The debate highlights most of the issues that would occupy John Locke later in the century. Wood wrote two books on John Locke, one looking at his underlying philosophy and another looking at the relationship between his political and economic ideas and the development of agrarian capitalism. Wood’s book on Locke is a substantive reply to the attempt by the Cambridge School historians – in this case, James Tully – to sweep aside the social interpretation of John Locke. This is no restatement of Macpherson’s thesis of ‘possessive individualism’; while there are affinities between Macpherson’s interpretation and that of Wood’s, Wood’s is more firmly rooted in the kind of empirical analysis that is the hallmark of hist approach to social contextualization.

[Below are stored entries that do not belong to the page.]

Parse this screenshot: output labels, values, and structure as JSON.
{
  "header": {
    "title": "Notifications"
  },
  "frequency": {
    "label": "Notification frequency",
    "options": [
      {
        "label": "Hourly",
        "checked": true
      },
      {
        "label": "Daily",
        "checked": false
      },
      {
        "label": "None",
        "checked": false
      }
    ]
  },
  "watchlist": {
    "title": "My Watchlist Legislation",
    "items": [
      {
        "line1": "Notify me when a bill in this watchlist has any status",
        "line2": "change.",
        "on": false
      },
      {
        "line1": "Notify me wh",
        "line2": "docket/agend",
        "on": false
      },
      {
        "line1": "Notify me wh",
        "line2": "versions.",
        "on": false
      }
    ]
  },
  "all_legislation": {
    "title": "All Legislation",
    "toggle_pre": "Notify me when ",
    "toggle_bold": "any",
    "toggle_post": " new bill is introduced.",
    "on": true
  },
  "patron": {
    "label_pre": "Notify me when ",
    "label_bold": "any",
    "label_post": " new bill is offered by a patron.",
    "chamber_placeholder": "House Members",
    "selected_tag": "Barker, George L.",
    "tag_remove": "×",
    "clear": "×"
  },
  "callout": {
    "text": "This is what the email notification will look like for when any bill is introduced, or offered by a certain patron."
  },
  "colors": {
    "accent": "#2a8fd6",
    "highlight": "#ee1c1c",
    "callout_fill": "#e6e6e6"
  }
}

Perhaps as a result, Wood’s book has been largely ignored by the intellectual historian, preferring instead to prop up Macpherson as their whipping boy against Marxism.
Tyranny in America
Wood’s final book, published a year after his passing, was the aptly named Tyranny in America. In print four years before the onset of the crisis of finance capital, the book was less of a history of political thought than it was a scathing indictment on the vast disparaties of wealth opening up in American society. Part Tom Paine, part anti-Tocqueville, Tyranny in America pulled no punches, and depicted a venal socio-economic system in decline, resulting in the emergence of a new form of tyranny: the tyranny of the market. Sheldon Wolin would make similar claims years later in his Democracy Incorporated: Managed Democracy and the Spectre of Inverted Totalitarianism. Wood’s last book was not cloaked in academic jargon, as is the case with so much contemporary ‘critical theory.’ Like all of his work, it was written in clear prose and rooted in solid empirical research, a testament to what he called in Reflections on Political Theory the ‘old fashioned’ tradition of the empirically oriented Enlightenment project, that aimed at attacking the ‘obscurantism and nihilism’ that characterizes so much academic post-modernism. It was also a testament to a belief that underpinned all of his work: that the political theorist, far from being detached and distinterested, is firmly engaged in the politics of his or her own time.